VwSen-105861/2/GU/Pr Linz, am 27. Oktober 1998 DVR.0690392

E r k e n n t n i s

Der unabhängige Verwaltungssenat des Landes Oberösterreich erkennt durch sein Mitglied Dr. Hans Guschlbauer über die Berufung des Dkfm. Ing. W. L., gegen den Bescheid der Bundespolizeidirektion Linz vom 22.9.1998, Zl.Cst.-25.624/98, womit einem Einspruch gegen eine Strafverfügung betreffend die Höhe der auferlegten Strafe wegen einer Übertretung der StVO 1960 keine Folge gegeben wurde, zu Recht:

Insoweit mit der Berufung die Höhe der bestätigten Strafe angefochten wird, wird dieser teilweise Folge gegeben und die verhängte Geldstrafe auf 2.000 S und der erstinstanzliche Verfahrenskostenbeitrag auf 200 S herabgesetzt. Die ausgesprochene Ersatzfreiheitsstrafe bleibt aufrecht.

Der Rechtsmittelwerber hat keine Beiträge zu den Kosten des Berufungsverfahrens zu leisten.

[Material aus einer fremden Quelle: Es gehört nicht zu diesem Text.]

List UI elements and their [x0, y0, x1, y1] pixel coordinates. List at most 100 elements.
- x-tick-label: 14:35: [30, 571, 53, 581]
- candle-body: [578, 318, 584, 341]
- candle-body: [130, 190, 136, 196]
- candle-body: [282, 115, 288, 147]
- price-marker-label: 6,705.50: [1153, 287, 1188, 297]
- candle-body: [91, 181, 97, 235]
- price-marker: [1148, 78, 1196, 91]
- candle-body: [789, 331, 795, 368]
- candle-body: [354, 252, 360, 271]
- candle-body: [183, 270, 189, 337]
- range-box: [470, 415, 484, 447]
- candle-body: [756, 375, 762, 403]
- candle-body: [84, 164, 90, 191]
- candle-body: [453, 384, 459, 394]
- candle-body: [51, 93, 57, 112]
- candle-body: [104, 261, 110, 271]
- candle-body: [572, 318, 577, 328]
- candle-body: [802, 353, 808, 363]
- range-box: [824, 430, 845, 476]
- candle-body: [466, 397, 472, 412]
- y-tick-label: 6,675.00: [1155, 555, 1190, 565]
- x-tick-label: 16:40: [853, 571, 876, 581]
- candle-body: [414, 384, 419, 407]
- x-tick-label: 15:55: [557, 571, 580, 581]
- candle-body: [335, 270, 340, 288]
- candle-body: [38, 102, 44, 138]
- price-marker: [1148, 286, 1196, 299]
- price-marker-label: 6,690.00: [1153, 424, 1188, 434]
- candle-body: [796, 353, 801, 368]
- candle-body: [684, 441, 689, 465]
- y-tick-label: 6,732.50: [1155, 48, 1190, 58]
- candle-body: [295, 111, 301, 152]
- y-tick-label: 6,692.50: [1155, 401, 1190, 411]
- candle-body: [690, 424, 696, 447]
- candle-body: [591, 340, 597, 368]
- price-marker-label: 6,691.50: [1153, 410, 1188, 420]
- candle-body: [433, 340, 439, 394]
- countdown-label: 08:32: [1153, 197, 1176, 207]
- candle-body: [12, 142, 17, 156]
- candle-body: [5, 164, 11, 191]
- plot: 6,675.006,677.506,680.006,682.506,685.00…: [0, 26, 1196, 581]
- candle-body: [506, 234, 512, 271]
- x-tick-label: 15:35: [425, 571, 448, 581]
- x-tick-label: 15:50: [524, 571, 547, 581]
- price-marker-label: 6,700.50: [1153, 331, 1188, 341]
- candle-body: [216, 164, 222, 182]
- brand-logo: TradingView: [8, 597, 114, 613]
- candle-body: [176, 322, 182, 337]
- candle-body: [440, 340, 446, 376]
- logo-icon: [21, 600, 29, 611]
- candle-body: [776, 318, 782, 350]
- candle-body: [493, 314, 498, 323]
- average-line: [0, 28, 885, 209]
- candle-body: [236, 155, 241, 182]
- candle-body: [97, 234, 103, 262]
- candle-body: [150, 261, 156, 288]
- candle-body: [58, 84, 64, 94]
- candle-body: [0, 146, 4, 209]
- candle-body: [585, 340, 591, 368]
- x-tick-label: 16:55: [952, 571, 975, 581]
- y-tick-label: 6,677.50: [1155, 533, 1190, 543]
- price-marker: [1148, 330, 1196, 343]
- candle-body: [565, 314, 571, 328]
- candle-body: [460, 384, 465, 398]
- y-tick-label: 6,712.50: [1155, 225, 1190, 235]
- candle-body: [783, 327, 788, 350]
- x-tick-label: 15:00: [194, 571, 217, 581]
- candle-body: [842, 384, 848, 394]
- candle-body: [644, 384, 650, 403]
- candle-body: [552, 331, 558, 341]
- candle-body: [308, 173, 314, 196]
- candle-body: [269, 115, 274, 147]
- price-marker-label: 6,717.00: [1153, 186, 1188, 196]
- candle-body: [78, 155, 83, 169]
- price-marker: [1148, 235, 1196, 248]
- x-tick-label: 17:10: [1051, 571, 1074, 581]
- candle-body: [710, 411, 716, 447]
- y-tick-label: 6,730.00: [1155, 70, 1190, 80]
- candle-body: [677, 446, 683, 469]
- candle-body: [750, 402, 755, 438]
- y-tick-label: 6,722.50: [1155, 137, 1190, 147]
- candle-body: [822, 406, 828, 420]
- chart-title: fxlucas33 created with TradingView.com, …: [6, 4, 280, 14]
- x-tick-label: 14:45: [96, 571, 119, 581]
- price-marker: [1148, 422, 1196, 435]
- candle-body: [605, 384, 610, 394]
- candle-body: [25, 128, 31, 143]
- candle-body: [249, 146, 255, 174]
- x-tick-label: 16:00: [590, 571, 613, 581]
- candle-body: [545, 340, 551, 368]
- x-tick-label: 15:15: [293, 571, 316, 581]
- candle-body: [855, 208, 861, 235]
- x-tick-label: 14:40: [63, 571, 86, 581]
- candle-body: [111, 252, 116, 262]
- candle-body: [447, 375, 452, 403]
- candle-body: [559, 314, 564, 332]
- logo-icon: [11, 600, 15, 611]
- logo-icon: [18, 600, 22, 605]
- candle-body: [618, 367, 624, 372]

Rechtsgrundlage: 1. § 66 Abs.4 AVG iVm § 24 VStG, § 19, § 51 e Abs.2, § 65 VStG, § 99 Abs.3 lit.a StVO 1960 2. Insoweit mit der Berufung der Schuldspruch bekämpft wird und im Ergebnis die Einleitung des ordentlichen Verfahrens begehrt wird, wird die Berufung gemäß § 49 Abs.2 3. Satz VStG als unzulässig zurückgewiesen.

Entscheidungsgründe:

Die Bundespolizeidirektion Linz hat mit Strafverfügung vom 22.9.1998, Cst.-25.624/Lz/98, den Rechtsmittelwerber schuldig erkannt, am 11.5.1998 um 23.37 Uhr in Wels auf der B 1 Richtung Osten das Kraftfahrzeug mit dem Kennzeichen, die durch Verbotszeichen gemäß § 52 Z10 a StVO 1960 kundgemachte Höchstgeschwindigkeit von 50 km/h überschritten zu haben, weil die Fahrgeschwindigkeit 92 km/h betrug, wobei die Überschreitung mit einem Meßgerät festgestellt worden ist. Wegen Verletzung des § 52 Z10 a iVm § 99 Abs.3 lit.a StVO 1960 wurde ihm deswegen eine Geldstrafe von 2.500 S, im Falle der Uneinbringlichkeit eine Ersatzfreiheitsstrafe von 4 Tagen auferlegt. Dagegen hat der Rechtsmittelwerber einen Einspruch eingebracht, dessen Text lautet:

"EINSCHREIBEN Abs.: W.L.

Betr.: 25624/LZ/98 Geschw.Übertretung/Berufung wegen Strafhöhe etc.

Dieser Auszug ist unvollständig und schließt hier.